Оксана задумывается. В другое время она бы подольше поболтала с Натаниэлем и попыталась бы разобраться в инфузории-тапочке, но сейчас было не до этого. Аксинья надрывно кашляет, в легких что-то хрипит. Натаниэль искоса глядит на нее, но молчит; Оксана боится, что у нее в этот момент случится серьезный приступ кашля, но все обходится. Аксинья волнуется до неконтролируемой дрожи в пальцах, но назад дороги нет, шансов оставить эту безумную затею тоже не осталось.

А клинок даже через ткань тонкого хлопкового платья холодит кожу. Аксинья чувствует, что из-за этого холода в сердце что-то, наоборот, горит; чувствует, как же ей хочется достать лезвие и ударить наконец, вспороть мягкую белую кожу, одним взмахом разрезать вену и ощутить, как горячая кровь согревает холодные и вспотевшие от волнения ладони.
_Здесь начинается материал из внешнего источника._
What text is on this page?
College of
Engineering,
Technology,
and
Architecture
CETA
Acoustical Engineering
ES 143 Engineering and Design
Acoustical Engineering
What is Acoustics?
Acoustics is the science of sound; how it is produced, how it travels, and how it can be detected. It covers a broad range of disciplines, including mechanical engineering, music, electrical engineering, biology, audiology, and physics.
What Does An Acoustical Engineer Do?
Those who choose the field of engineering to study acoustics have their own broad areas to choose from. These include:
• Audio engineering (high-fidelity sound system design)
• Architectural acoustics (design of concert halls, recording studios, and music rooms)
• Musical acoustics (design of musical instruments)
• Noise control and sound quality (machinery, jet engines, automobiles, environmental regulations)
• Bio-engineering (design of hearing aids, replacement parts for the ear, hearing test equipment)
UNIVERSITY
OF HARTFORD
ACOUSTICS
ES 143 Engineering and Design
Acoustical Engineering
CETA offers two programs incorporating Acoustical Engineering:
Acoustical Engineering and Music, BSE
Оксана вновь кусает губы и осматривается. Ей нужно место, где никто не помешает. Длинная стена новостроек, неестественно пустынная автострада, надземный переход; довольно тихо и безлюдно, бетонный мост над асфальтом пуст.
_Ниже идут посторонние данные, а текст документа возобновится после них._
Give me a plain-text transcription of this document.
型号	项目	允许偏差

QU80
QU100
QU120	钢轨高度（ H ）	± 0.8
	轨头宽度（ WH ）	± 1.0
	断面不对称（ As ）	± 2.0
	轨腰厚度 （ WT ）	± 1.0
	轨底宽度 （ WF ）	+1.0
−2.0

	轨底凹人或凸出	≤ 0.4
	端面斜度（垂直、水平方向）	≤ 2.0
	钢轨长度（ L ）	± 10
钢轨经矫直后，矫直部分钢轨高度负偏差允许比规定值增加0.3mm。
- Натаниэль, а почему движение перекрыто? – Оксана останавливается и смотрит на трассу, где за минуту не проехало ни одного автомобиля.

- Ремонт там идет, - Нафанаил, махнув рукой куда-то назад, даже не оборачивается.

Оксане всегда нравилось даже само слово «ремонт»; оно навевало атмосферу тайны, напряженного ожидания, волнения. «Идеально», - думает Аксинья.

- Я, кажется, вспомнила, где могла оставить сумочку… - задумчиво бормочет она, рассеянно указывая на переход. – Идем, Натаниэль!

За спиной она слышит шорох шагов - наемники. Понимают намек. Готовы охранять переход от непрошенных гостей.

Аксинья уже ощущает сладостное волнение, хотя на первом этапе ей нужно только усыпить Натаниэля. Без крови. Без боли… хотя пальцы уже давно тянутся к клинку. Парень идет на несколько шагов впереди, осматривая широкие металлические перила моста так спокойно, будто никогда не слышал, что незнакомцы могут хранить под верхней одеждой.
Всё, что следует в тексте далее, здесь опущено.